Let $B$$:$ $W$ $→$ $W$ be a linear map such that $B^2-3B+2I = 0$, where $I$ is the identity map on $W$.
a) Prove that $W$ $=$ $Ker(B - 2I)$ $⊕$ $Ker(B - I)$.
b) Let $M$ be an $n$ x $n$ matrix such that $M^2-3M+2In$ $=$ $0$, where $In$ is the $n$ x $n$ identity matrix. Is $M$ diagonalizable?
For a), I understand that $Im(B-2I)$ $⊆$ $Ker(T-I)$ and $Im(B-I)$ $⊆$ $Ker(B-2I)$. And then I thought that because the intersection of the two images would be zero as they defined two different spaces, the intersection of the kernels would also be $0$. As for dimension, I thought that each kernel would be dimension $1$ and summing them together would give dimension $2$, which I think is the dimension of $W$ as there are two variables in the initial equation.
For b), I factorized the polynomials to get $(M-2I)(M-I)$ $=$ $0$. I thought that this equation could be used as the determinant equation for eigenvalues as it equaled $0$ and the determinant of the zero matrix is $0$. So I got from this that the eigenvalues were $2$ and $1$ and therefore the matrix is diagonalizable as the algebraic and geometric multiplicity are both $1$ for each eigenvalue.
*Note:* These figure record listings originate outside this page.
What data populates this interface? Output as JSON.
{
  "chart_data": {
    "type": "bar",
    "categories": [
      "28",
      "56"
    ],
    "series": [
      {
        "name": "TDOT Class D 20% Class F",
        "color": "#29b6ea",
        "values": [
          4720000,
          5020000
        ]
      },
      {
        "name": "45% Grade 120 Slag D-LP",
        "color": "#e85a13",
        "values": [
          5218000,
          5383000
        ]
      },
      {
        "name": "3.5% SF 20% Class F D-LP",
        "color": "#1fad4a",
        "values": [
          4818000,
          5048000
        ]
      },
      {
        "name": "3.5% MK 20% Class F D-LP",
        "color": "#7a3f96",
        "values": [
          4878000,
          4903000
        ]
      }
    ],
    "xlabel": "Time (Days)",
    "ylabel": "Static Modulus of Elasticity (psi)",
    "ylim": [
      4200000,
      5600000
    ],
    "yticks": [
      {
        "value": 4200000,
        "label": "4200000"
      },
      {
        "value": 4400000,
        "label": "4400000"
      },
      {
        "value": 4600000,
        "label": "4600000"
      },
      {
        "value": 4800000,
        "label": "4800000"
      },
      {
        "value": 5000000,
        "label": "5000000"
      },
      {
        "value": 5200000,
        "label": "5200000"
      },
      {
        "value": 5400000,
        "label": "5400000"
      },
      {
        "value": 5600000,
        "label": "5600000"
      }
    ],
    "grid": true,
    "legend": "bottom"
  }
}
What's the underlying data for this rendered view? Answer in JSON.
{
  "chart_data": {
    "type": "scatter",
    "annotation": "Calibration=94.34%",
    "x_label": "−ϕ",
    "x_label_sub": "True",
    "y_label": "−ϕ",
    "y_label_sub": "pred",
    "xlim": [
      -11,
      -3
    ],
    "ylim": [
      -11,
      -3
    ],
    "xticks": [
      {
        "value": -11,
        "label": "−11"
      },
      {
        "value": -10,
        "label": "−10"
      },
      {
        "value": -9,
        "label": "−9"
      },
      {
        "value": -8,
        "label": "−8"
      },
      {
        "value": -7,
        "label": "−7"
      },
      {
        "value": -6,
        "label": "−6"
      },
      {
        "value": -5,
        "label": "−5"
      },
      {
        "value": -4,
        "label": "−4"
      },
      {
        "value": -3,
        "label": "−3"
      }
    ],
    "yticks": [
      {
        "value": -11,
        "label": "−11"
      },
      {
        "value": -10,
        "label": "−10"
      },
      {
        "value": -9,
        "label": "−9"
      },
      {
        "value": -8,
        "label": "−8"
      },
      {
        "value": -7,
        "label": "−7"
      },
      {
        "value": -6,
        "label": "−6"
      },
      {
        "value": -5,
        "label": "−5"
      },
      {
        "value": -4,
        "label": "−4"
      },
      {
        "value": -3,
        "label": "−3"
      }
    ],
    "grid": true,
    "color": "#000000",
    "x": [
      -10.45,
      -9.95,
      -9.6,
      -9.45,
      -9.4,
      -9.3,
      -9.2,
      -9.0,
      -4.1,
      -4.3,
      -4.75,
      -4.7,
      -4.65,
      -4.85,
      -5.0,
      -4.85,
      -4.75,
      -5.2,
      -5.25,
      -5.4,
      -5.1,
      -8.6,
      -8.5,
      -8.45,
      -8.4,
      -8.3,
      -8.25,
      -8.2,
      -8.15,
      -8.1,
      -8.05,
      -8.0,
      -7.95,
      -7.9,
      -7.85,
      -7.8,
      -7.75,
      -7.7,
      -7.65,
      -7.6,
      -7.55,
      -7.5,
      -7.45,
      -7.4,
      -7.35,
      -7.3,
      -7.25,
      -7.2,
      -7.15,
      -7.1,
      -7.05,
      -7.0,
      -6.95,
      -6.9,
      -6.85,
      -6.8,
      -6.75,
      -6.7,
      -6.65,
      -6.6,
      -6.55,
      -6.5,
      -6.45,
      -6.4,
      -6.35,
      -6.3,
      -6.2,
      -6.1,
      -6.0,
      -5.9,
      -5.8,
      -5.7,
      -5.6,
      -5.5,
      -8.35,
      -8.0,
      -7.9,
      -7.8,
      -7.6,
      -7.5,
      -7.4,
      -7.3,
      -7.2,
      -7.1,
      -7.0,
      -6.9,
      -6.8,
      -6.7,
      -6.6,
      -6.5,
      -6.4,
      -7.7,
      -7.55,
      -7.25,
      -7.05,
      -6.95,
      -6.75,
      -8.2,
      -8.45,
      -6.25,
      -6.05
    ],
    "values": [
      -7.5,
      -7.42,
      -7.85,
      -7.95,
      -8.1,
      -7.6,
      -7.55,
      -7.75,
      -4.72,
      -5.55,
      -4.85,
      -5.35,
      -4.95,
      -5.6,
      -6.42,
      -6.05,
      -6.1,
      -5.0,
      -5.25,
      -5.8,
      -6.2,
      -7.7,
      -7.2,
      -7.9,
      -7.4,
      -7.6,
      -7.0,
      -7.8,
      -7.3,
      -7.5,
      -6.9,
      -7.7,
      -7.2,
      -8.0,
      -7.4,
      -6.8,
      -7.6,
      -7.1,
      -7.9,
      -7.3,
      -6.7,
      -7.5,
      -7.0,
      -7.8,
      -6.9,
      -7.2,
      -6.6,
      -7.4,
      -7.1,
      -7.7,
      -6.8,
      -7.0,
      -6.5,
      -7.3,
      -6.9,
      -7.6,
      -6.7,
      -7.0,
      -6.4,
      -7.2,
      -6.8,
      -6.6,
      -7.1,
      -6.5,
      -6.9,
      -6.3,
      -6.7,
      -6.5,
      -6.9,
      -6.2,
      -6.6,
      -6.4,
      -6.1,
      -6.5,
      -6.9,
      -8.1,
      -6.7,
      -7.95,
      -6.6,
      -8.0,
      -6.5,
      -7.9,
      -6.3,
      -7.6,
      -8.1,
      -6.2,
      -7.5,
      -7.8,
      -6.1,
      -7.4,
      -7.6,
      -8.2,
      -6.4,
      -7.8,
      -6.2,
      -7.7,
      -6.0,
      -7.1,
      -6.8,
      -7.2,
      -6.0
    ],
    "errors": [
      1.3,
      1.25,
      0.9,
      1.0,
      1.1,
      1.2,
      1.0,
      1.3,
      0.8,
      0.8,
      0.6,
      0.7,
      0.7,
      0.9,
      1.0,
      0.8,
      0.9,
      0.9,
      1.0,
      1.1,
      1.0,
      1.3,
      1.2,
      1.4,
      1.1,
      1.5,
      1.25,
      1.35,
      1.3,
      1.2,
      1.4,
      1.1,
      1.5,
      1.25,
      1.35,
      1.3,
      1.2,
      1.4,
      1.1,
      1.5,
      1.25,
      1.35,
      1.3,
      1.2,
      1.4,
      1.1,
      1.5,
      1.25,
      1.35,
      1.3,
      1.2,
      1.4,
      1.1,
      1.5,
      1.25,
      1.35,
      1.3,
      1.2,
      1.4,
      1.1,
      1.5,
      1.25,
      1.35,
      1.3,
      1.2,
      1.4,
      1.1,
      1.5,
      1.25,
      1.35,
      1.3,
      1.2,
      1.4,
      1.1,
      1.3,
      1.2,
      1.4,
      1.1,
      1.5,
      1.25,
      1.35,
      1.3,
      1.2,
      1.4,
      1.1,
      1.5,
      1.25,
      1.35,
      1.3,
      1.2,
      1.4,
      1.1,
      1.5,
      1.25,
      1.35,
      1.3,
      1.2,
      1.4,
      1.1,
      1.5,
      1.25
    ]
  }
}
But obviously, I am quite unsure if my reasoning and computation of the dimension are correct for a), and I am not sure if treating the polynomial as the eigenvalue equation in b) is the right way to go either.
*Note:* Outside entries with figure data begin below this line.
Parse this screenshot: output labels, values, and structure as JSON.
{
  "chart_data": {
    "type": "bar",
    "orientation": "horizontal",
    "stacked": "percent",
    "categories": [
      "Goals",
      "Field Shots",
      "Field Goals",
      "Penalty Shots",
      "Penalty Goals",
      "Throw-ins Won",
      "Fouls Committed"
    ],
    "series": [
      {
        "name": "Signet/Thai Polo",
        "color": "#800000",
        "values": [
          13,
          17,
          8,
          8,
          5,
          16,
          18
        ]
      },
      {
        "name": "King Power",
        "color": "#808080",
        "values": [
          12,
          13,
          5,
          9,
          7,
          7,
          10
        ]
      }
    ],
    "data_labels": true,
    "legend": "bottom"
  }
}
Any help would be highly appreciated!
For the first one, you are given that $(B-2I)(B-I)= (B-I)(B-2I) = 0$. To show that $W$ is the direct sum of two subspaces, you first show that the two subspaces intersect only at $0$, then show that $W$ is the sum of both subspaces.
For the sum part, let $w \in W$. Then, we know that $w = (B-I)w - (B - 2I)w$. Note that the first term belongs to $\ker(B-2I)$ and the second to $\ker(B-I)$. Thus, certainly $W = \ker(B-2I) + \ker(B-I)$.
To see trivial intersection, note that $Bw-2w = 0$ and $Bw - w = 0$ imply $w = 0$ by subtraction. Hence, the sum above is direct.
It would not be right to use dimensions here, since $\dim W$ and the ranks of $B-I,B-2I$ are not known.
An equivalent condition for diagonalizability of $F$ is that its minimal polynomial should have distinct roots. In this case, the minimal polynomial of $M$ over $\mathbb R$ certainly divides $P(x) = x^2 - 3x +2$, since $P(M) = 0$. Therefore, since $P(x)$ has distinct roots, we get that the minimal polynomial must also have distinct roots, and therefore that $M$ is diagonalizable. Note that this also implies the remark about algebraic and geometric multiplicity that you have made.